Russia has also dipped into reserves of old artillery ammunition. That stockpile now stands at around 3 million rounds, much of which is in poor condition, according to the Royal United Services Institute, a U.K. think tank.
RUSI and other analysts say that Russia’s domestic ammunition production isn’t sufficient to meet its needs for Ukraine, meaning Moscow will grow more dependent on foreign allies.
North Korea, Iran and Belarus have supplied munitions, while Russia has received components such as computer chips and chemicals from China, analysts say.
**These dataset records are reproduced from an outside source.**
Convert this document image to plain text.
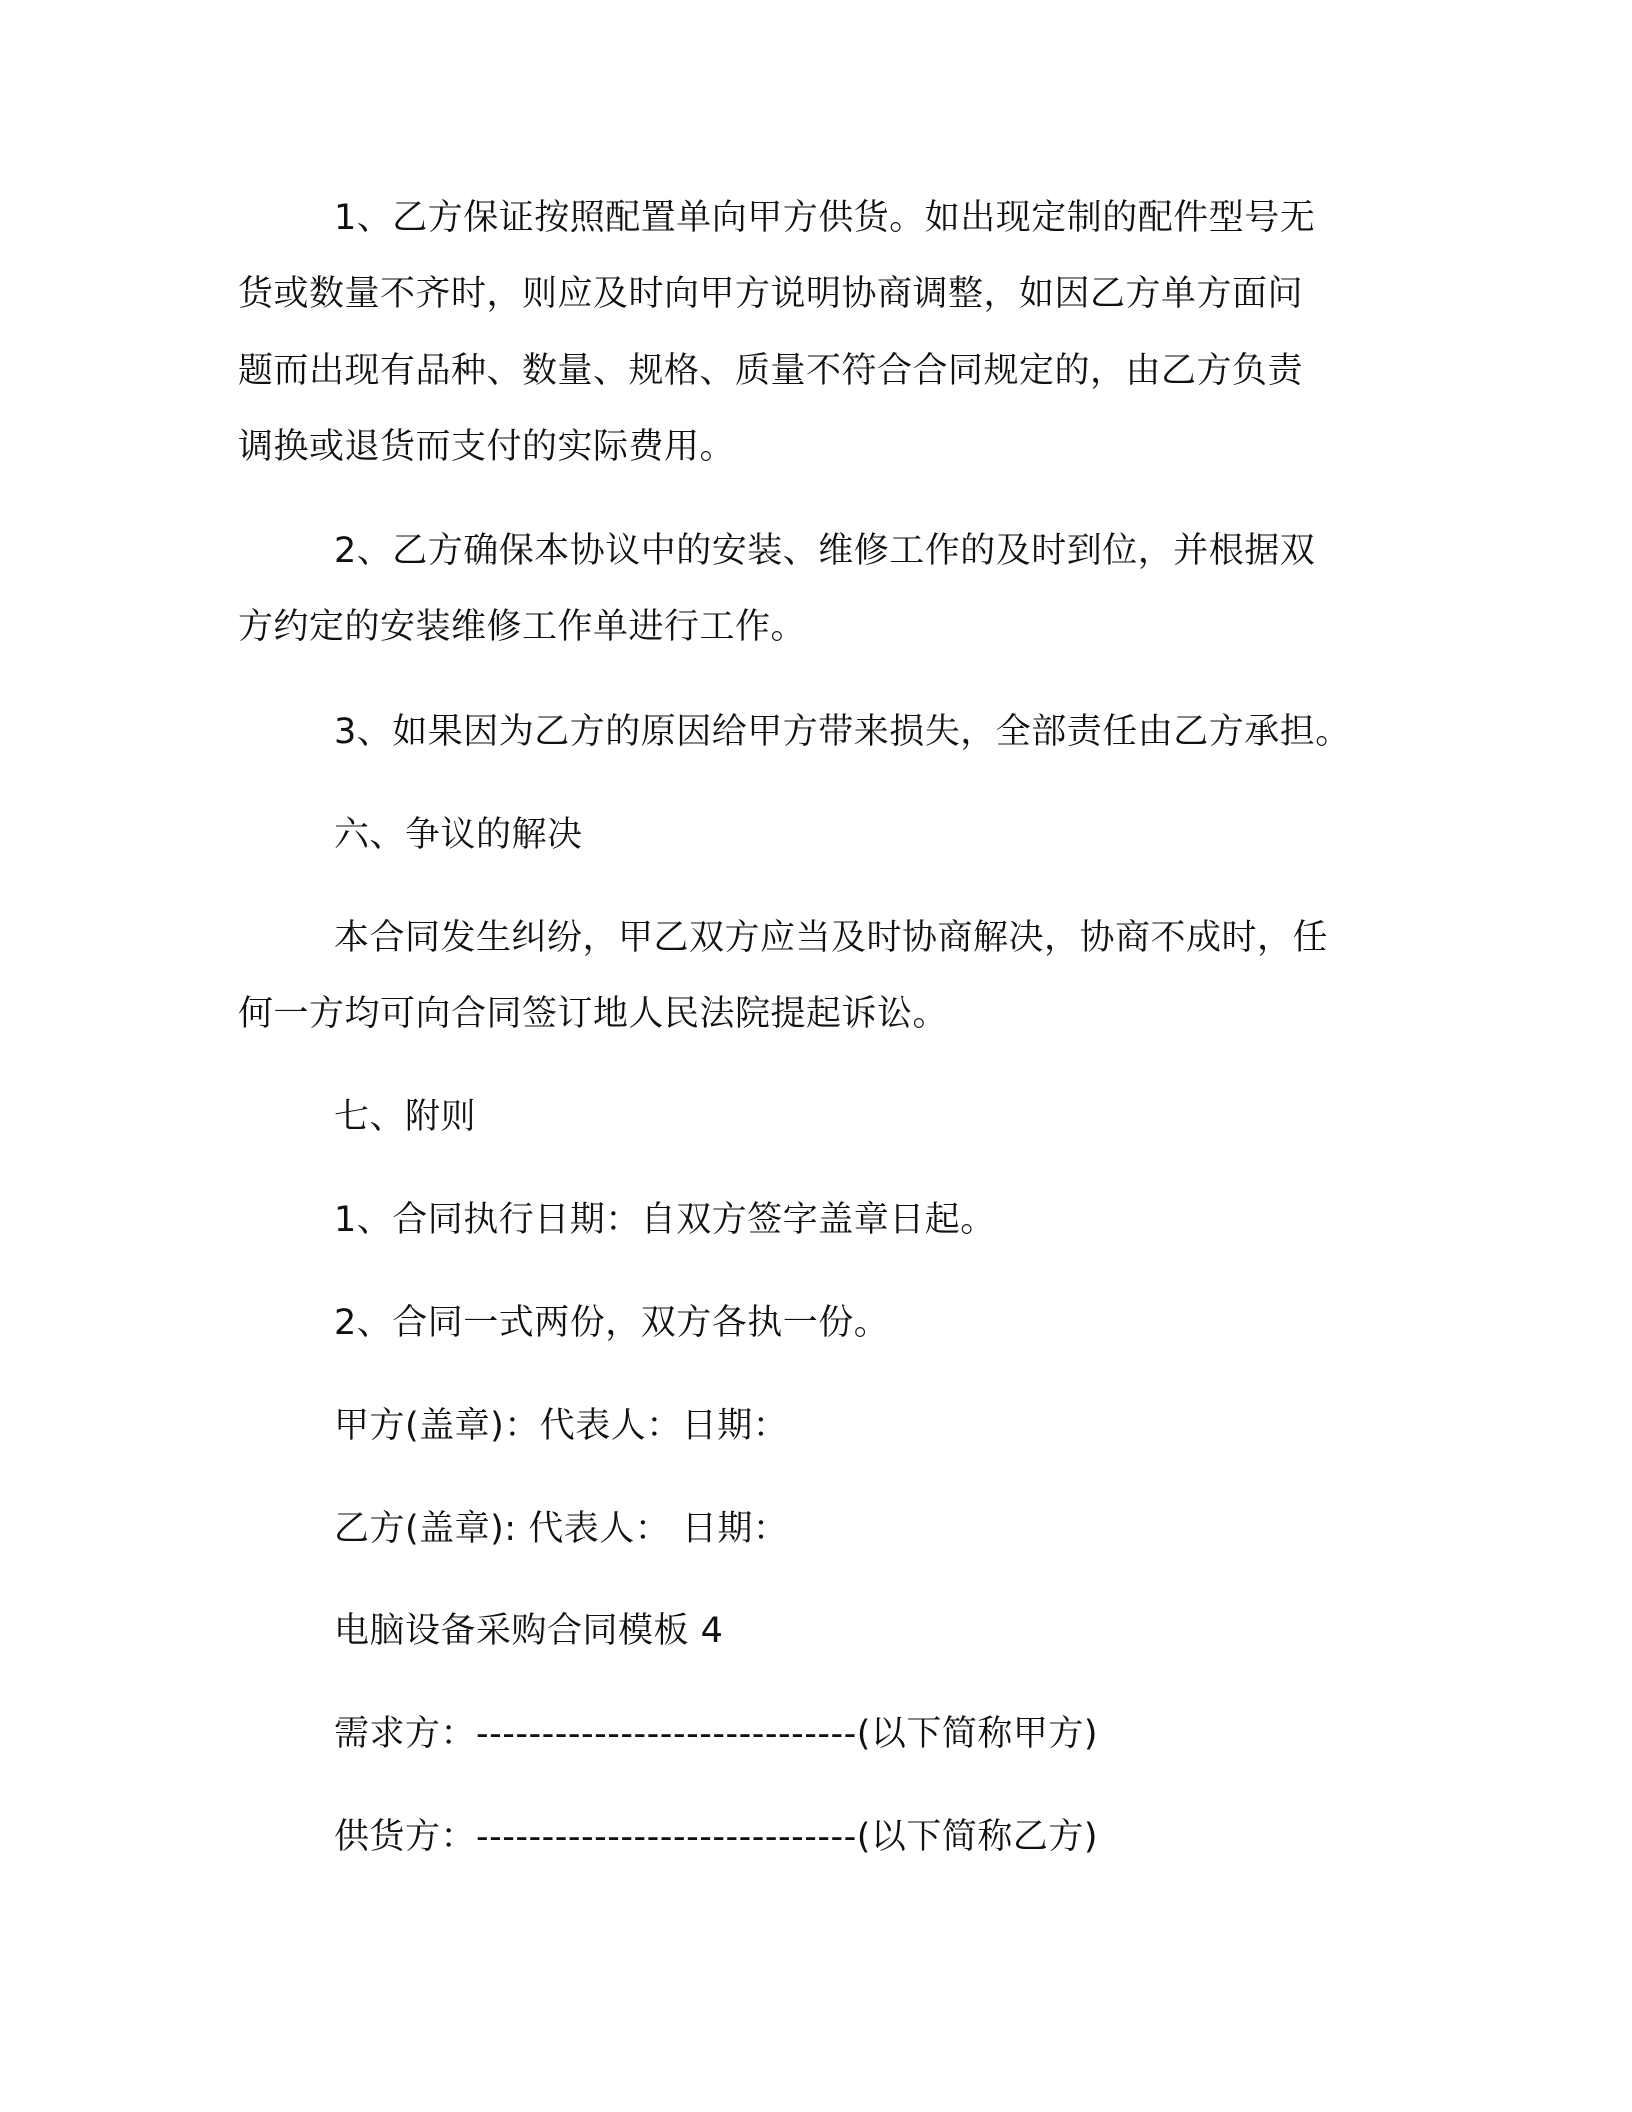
1、乙方保证按照配置单向甲方供货。如出现定制的配件型号无

货或数量不齐时，则应及时向甲方说明协商调整，如因乙方单方面问

题而出现有品种、数量、规格、质量不符合合同规定的，由乙方负责

调换或退货而支付的实际费用。

2、乙方确保本协议中的安装、维修工作的及时到位，并根据双

方约定的安装维修工作单进行工作。

3、如果因为乙方的原因给甲方带来损失，全部责任由乙方承担。

六、争议的解决

本合同发生纠纷，甲乙双方应当及时协商解决，协商不成时，任

何一方均可向合同签订地人民法院提起诉讼。

七、附则

1、合同执行日期：自双方签字盖章日起。

2、合同一式两份，双方各执一份。

甲方(盖章)：代表人：日期：

乙方(盖章): 代表人： 日期：

电脑设备采购合同模板 4

需求方：-----------------------------(以下简称甲方)

供货方：-----------------------------(以下简称乙方)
North Korean munitions factories are currently operating at full capacity to supply Russia, South Korea’s defense minister recently told reporters. Shin Won-sik said that North Korea may have shipped the equivalent of around 3 million 152mm artillery shells since last September. Ukrainian military intelligence has said that the quality of North Korean ammunition has been poor, sometimes even destroying Russian guns.
In return for such supplies, there is some evidence that Russia has shared technical military information with China and North Korea, the senior NATO official said.
Back at home, Russia’s arms makers face labor challenges.
During a visit in February to Russia’s largest tank factory, President Vladimir Putin told a worker that he was aware of a shortage of skilled personnel, according to a transcript on the Kremlin’s website.
The labor crunch at the Uralvagonzavod site was so bad at the start of last year that the company took on 250 convicts from a nearby prison, the correctional facility said at the time.
In June 2022, Deputy Prime Minister Yuri Borisov said that the arms industry had a shortage of around 400,000 people. Borisov and other Russian officials have said the sector needs around 2 million workers, suggesting a personnel shortfall of about 20%.
Since then, Russia has sent more people to fight in Ukraine and hundreds of thousands more are estimated by economists to have left the country, though some may have returned.
To boost output, Uralvagonzavod, which has some 30,000 workers, started 24-hour production at the factory.
Workers there have complained on social media about inadequate training, a lack of tools and poor safety conditions.
In one instance widely reported by Russian media last year, a dispute over training and wages led one worker to stab himself in the throat with a knife in front of his boss. He survived. The company said it regretted the incident, which it described as an ordinary human tragedy.
Alastair Gale and Warren Strobel contributed to this article.